Interrogé par la Tribune de Genève, le directeur général du Comité International de la Croix-Rouge Yves Daccord estime qu’Antonio Guterres a prouvé ses qualités de leader. «Son défi sera de construire une ONU capable de trouver des solutions politiques collectives aux crises inextricables d’aujourd’hui», dit-il. 
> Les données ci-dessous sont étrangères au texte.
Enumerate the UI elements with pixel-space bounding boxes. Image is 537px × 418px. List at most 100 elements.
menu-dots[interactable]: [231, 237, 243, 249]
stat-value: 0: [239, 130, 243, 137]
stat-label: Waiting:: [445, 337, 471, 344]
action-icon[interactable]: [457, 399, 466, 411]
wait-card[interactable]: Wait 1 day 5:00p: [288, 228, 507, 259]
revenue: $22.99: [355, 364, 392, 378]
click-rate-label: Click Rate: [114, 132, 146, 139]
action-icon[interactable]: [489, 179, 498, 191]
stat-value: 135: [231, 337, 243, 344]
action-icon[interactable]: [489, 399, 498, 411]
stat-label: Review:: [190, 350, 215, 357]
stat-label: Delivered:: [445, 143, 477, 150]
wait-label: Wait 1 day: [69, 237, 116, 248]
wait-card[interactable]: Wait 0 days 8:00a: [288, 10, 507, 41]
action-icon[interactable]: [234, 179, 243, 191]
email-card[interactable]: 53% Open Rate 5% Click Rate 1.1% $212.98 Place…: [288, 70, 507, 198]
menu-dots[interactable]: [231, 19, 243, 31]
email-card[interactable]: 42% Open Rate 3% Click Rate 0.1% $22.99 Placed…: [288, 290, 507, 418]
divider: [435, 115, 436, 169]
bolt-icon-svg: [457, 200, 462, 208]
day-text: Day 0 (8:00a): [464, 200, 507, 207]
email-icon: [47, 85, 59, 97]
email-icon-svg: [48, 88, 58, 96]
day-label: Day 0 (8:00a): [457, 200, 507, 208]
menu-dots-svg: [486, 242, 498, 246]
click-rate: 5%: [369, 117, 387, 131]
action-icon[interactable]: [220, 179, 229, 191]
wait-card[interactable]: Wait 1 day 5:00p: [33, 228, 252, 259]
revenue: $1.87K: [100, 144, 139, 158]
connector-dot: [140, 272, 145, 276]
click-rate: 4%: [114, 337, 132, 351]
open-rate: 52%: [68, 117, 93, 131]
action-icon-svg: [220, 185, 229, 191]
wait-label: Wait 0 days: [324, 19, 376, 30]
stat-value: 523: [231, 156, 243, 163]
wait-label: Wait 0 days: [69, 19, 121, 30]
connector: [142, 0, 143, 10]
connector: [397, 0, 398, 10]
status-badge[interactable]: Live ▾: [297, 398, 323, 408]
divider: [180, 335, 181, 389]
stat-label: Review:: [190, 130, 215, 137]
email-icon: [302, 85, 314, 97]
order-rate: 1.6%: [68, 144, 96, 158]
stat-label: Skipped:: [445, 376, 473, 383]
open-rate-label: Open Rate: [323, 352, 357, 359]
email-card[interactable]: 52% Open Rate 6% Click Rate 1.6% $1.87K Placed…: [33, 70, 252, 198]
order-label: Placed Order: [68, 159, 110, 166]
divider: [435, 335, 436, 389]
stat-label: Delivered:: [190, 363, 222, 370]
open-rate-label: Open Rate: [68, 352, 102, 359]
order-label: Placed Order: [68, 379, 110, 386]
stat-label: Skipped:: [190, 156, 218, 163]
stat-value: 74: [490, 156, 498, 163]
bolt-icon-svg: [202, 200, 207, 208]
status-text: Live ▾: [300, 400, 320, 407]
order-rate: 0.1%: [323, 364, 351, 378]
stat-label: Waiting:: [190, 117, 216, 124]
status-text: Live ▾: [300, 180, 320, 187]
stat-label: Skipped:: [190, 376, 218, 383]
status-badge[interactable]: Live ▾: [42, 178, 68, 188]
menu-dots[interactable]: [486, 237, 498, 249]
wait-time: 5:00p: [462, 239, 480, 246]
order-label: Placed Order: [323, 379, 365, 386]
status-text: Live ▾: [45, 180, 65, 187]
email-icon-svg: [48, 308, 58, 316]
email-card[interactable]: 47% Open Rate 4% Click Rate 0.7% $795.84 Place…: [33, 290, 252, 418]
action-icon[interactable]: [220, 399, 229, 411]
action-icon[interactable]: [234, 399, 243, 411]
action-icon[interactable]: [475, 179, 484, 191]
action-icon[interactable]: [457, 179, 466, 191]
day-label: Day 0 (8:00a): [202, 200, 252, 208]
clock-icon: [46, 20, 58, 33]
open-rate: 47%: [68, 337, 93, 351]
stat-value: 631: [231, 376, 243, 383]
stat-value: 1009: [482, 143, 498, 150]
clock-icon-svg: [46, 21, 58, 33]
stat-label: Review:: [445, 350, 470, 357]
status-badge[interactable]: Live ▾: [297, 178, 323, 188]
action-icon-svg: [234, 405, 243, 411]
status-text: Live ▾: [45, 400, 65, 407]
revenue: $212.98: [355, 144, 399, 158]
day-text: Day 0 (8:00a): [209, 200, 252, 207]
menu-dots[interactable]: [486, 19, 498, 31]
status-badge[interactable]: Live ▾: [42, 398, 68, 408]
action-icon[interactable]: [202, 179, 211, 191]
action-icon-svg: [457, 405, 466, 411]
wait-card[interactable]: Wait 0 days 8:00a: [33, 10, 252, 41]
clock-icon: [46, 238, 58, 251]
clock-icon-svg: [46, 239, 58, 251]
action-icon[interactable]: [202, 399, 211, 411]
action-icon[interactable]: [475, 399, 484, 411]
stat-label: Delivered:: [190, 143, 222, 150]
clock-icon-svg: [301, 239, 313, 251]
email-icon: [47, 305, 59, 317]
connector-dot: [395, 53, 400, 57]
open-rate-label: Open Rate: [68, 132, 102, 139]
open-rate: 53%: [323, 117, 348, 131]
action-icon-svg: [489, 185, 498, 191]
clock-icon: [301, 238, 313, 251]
L'optimisme de Peter Maurer, président du CICR

Le Temps, quotidien romand basé à Genève, indique que «depuis sa nomination, on  a rarement vu un tel concert de louanges. Si le Portugais récolte autant de lauriers, c’est qu’il est l’opposé de Ban Ki-moon. Un tribun au verbe clair et fort alors que le Sud-Coréen est un diplomate effacé. Mais l’état de grâce risque d’être de courte durée. Comment ne pas décevoir alors que le poste de secrétaire général est le boulot le plus difficile du monde?»

Satisfaction officielle

Dans un communiqué, le ministère suisse des Affaires étrangères indique de son côté que la Suisse «se réjouit de coopérer avec lui et de lui apporter son soutien dans la réalisation de ses tâches futures».